Dia pun segera memastikan kabar meninggalnya Sumarti kepada salah seorang kerabat yang bekerja di Hong Kong, yakni Jumiati.
"Dari Jumati itulah kami dapat kepastian jika Sumarti telah meninggal dunia," katanya.
Menurut dia, Jumiati mengabarkan jika usai bekerja di restoran langsung pergi ke rumah kontrakan Sumarti dan bertemu dengan seorang warga negara Inggris yang konon merupakan seorang bankir.

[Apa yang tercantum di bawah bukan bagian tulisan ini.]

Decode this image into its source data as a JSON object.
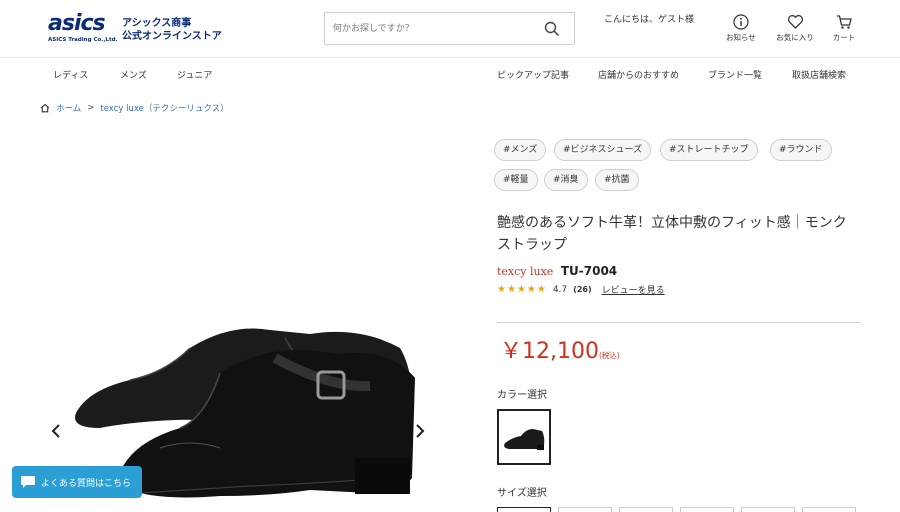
{
  "header": {
    "logo_text": "asics",
    "logo_subtext": "ASICS Trading Co.,Ltd.",
    "brand_line1": "アシックス商事",
    "brand_line2": "公式オンラインストア",
    "search_placeholder": "何かお探しですか？",
    "greeting": "こんにちは、ゲスト様",
    "icons": [
      {
        "name": "info-icon",
        "label": "お知らせ"
      },
      {
        "name": "heart-icon",
        "label": "お気に入り"
      },
      {
        "name": "cart-icon",
        "label": "カート"
      }
    ]
  },
  "nav": {
    "left": [
      "レディス",
      "メンズ",
      "ジュニア"
    ],
    "right": [
      "ピックアップ記事",
      "店舗からのおすすめ",
      "ブランド一覧",
      "取扱店舗検索"
    ]
  },
  "breadcrumb": {
    "home": "ホーム",
    "separator": ">",
    "current": "texcy luxe（テクシーリュクス）"
  },
  "product": {
    "tags": [
      "#メンズ",
      "#ビジネスシューズ",
      "#ストレートチップ",
      "#ラウンド",
      "#軽量",
      "#消臭",
      "#抗菌"
    ],
    "title": "艶感のあるソフト牛革！立体中敷のフィット感｜モンクストラップ",
    "brand": "texcy luxe",
    "model": "TU-7004",
    "rating_stars": "★★★★★",
    "rating_score": "4.7",
    "review_count": "(26)",
    "review_link": "レビューを見る",
    "price": "￥12,100",
    "tax_note": "(税込)",
    "color_label": "カラー選択",
    "size_label": "サイズ選択"
  },
  "faq": {
    "label": "よくある質問はこちら"
  },
  "colors": {
    "brand_navy": "#0b2a78",
    "price_red": "#d0311c",
    "faq_blue": "#2b9ed6",
    "link_blue": "#3d6fb5"
  }
}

"Jumiati bertanya 'di mana adikku', lalu orang itu mengatakan bahwa Sumarti bersama seorang temannya telah dibunuh dan jasadnya dibuang ke pantai," kata Kaliman menirukan ucapan Jumiati.
Oleh karena itu, kata dia, Jumiati segera lapor polisi hingga akhirnya jasad Sumarti ditemukan di rumah orang tersebut.
Lebih lanjut, dia mengatakan bahwa Sumarti yang lahir di Bungo Tebo, Jambi, pada tanggal 22 April 1991, berangkat ke Hong Kong untuk pertama kalinya pada tahun 2011 sebagai pembantu rumah tangga melalui PT Arafah Bintang Perkasa Cabang Cilacap.
Setelah dua tahun delapan bulan bekerja, kata dia, Sumarti kembali ke Gandrungmangu dan selanjutnya kursus "Disc Jockey' (DJ) di Yogyakarta hingga mendapatkan sertifikat "Basic DJ Mixing Course" dengan nilai baik.
"Baru satu bulan di rumah, dia berangkat lagi ke Hongkong tetapi tidak melalui perusahaan penempatan tenaga kerja Indonesia, melainkan menggunakan visa turis. Saya sudah melarang, tetapi dia tetap ingin berangkat untuk mencari uang demi masa depan Muhammad Hafid Arnovan (5), anak hasil pernikahan sirinya dengan seorang warga Semarang bernama Subadar, sehingga saya pun akhirnya mengizinkan," kata dia yang juga Ketua RT 02 RW 05.